A new report Monday by AdAge asserts Apple is doubling headcount across its internal marketing and advertising teams, ostensibly in a bid to tighten the message and produce even more marketing and advertising in-house. Saying the timing of the hiring spree is telling would be an understatement.
Apple’s Fall was recently called “blockbuster” and we have every reason to believe 2014 will be a landmark year as the firm readies the rumored iWatch, iTV, iPhablet, 13-inch iPad Pro and other gizmos unbeknown to us yet.
With that in mind, Apple is going to need some of the world’s top creatives to get its message across, retain the narrative and talk its non-gullible customers into purchasing new-category products…
According to AdAge, Apple’s hiring spree includes growing its in-house group from about three hundred to as much as five to six hundred creatives.
It is now seeking talent to work on the brand itself and wants to bulk up its ranks of high-level creative directors and heads of innovation. As part of its recruiting efforts, Apple has approached senior creatives known for innovative work.
Observers said Apple is driven not by a desire for more efficiency, but one to keep intellectual property within its walls and retain more ownership over its creative work.
By contrast, the deceased Apple CEO Steve Jobs kept the headcount at a minimum.
Jobs famously channeled his energies into portraying Apple as a product rather than marketing-centric company. Under Jobs’s regime, the company “was fairly strict about the headcount in that group,” the article notes.
“The group didn’t grow proportionally to the company as it went through astronomical growth, and that was partly because Steve wanted Apple to be seen as a products company, not a marketing company,” one company executive told the publication.
Apple’s new ad for the forthcoming Mac Pro seems to fall in line with Jobs’s legacy.
AdAge last week reported Apple was “on a hiring binge,” placing job offers for more than two dozen iAd executives ahead of tomorrow’s iTunes Radio launch. Reportedly, the firm was seeking creative types who’d oversee rich media iTunes Radio ads for such brands as McDonald’s, Pepsi and Proctor & Gamble.
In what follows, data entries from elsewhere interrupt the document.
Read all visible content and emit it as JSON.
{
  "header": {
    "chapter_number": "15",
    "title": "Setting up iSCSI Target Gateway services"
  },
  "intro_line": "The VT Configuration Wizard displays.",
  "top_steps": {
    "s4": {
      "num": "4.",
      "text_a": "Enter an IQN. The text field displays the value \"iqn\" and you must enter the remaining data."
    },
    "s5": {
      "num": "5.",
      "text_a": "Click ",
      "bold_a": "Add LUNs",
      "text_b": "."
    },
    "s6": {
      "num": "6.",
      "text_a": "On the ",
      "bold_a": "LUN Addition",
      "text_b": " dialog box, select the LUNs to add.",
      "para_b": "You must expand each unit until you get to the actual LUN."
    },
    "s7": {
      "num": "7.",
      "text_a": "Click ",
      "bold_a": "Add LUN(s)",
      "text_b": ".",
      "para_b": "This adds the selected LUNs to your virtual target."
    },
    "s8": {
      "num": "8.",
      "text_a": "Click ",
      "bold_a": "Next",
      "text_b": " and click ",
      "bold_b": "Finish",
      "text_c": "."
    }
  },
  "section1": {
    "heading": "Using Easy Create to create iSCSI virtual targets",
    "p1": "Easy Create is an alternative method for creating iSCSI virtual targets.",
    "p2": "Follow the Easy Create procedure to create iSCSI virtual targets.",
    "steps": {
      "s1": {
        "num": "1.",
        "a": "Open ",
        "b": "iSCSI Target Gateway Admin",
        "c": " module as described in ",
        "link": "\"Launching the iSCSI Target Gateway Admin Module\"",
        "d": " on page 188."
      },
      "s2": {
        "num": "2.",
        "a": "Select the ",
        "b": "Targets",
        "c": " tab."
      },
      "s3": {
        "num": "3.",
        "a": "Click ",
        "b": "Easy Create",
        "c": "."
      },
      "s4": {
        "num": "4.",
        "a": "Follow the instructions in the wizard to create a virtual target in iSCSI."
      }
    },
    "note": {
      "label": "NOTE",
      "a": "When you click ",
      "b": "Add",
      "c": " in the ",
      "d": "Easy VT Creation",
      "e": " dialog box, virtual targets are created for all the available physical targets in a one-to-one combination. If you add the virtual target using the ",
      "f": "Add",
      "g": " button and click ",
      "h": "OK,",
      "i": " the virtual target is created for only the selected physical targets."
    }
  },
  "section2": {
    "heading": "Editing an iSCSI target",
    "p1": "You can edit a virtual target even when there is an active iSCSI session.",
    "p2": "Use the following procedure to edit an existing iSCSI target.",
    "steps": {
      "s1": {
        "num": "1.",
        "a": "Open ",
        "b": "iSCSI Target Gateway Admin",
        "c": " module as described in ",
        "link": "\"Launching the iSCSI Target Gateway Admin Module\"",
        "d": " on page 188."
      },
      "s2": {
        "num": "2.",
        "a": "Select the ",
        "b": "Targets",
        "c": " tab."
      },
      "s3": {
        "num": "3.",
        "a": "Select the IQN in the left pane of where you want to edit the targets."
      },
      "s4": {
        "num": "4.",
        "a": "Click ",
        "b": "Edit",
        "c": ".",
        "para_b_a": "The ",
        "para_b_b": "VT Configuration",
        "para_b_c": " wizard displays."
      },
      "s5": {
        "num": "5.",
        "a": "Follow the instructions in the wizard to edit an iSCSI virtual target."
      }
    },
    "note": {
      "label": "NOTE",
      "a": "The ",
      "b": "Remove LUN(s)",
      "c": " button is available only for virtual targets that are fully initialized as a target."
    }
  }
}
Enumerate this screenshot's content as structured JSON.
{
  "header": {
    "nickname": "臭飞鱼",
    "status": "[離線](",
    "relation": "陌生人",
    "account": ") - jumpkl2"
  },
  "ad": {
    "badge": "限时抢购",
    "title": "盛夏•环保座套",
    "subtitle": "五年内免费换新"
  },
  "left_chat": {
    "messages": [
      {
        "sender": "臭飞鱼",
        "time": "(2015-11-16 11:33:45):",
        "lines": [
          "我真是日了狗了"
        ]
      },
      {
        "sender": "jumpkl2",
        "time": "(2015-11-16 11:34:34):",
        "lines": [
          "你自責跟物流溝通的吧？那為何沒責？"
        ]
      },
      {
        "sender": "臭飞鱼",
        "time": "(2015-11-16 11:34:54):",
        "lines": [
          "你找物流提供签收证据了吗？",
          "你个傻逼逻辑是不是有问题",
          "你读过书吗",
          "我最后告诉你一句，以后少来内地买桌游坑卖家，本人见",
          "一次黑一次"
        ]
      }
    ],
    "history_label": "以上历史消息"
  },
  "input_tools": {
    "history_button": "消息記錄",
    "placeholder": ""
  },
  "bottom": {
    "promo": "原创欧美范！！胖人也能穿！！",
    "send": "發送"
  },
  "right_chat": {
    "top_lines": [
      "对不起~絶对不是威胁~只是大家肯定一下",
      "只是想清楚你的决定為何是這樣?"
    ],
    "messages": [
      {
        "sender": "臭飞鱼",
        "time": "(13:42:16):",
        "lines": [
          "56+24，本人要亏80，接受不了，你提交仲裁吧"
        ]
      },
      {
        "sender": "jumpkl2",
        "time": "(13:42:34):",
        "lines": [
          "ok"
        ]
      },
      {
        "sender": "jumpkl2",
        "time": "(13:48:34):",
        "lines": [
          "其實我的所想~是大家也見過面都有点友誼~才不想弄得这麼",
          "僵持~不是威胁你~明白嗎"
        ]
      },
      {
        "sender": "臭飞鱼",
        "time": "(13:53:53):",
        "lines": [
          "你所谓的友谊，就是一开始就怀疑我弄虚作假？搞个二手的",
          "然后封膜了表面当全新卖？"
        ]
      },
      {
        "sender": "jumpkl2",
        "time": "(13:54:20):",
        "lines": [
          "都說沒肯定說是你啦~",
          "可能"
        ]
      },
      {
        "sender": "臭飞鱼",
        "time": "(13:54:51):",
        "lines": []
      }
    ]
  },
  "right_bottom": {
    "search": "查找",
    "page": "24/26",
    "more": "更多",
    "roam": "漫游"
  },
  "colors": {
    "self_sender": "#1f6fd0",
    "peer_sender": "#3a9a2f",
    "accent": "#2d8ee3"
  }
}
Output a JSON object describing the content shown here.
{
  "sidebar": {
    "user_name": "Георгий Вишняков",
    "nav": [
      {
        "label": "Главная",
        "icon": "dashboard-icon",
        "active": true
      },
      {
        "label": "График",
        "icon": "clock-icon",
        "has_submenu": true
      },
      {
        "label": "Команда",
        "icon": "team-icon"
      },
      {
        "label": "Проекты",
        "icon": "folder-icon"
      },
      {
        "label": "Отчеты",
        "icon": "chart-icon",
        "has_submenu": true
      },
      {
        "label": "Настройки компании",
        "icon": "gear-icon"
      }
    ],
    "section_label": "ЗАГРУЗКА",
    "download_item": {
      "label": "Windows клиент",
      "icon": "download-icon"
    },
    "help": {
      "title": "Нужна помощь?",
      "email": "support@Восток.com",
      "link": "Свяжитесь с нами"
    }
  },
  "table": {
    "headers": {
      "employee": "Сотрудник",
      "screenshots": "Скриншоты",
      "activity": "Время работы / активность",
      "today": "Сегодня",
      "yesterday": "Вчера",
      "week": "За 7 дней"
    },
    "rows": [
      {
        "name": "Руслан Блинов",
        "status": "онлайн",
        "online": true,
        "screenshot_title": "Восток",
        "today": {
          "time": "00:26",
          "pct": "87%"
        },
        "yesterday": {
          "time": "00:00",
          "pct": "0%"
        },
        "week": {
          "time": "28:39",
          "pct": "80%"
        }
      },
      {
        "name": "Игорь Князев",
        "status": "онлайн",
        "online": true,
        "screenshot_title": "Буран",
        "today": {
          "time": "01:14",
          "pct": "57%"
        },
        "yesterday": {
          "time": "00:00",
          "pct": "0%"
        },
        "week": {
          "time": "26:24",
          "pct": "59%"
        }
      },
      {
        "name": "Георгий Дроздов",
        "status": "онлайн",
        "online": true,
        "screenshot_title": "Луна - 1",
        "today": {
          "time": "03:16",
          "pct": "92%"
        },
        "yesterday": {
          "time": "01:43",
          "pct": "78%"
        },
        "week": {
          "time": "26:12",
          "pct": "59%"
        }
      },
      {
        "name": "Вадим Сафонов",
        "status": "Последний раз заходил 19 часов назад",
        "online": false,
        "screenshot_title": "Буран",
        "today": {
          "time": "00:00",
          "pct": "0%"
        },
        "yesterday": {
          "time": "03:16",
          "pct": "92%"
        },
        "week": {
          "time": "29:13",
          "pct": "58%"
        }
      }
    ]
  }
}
As for its internal advertising and marketing army, the company’s thus far been collaborating with outside ad shop for most of its advertising and marketing communications, most notably with San Francisco’s Eleven and Apple’s longtime ad agency, Minneapolis-based TBWA/Media Arts Lab.
“That’s not expected to change,” writers Ann-Christine Diaz and Rupal Parekh note.
However, Apple’s in-house team has been tackling more projects, “doing everything from site design to tutorial videos for Apple products to maintaining a large internal commercial-production facility”.
In the absence of a major new product announcement, Apple cunningly resorted to running the new ‘Designed in California’ TV and print (see above) branding campaign, designed to bolster up customer loyalty and re-energize fans until the next new thing is ready for prime time.
Back in February, The Wall Street Journal asserted that heightened competition had forced Apple’s PR people to “work a little harder” to get the company’s message across. The new PR strategy is more proactive and said to include sending reporters more favorable third-party reports about the company from time to time.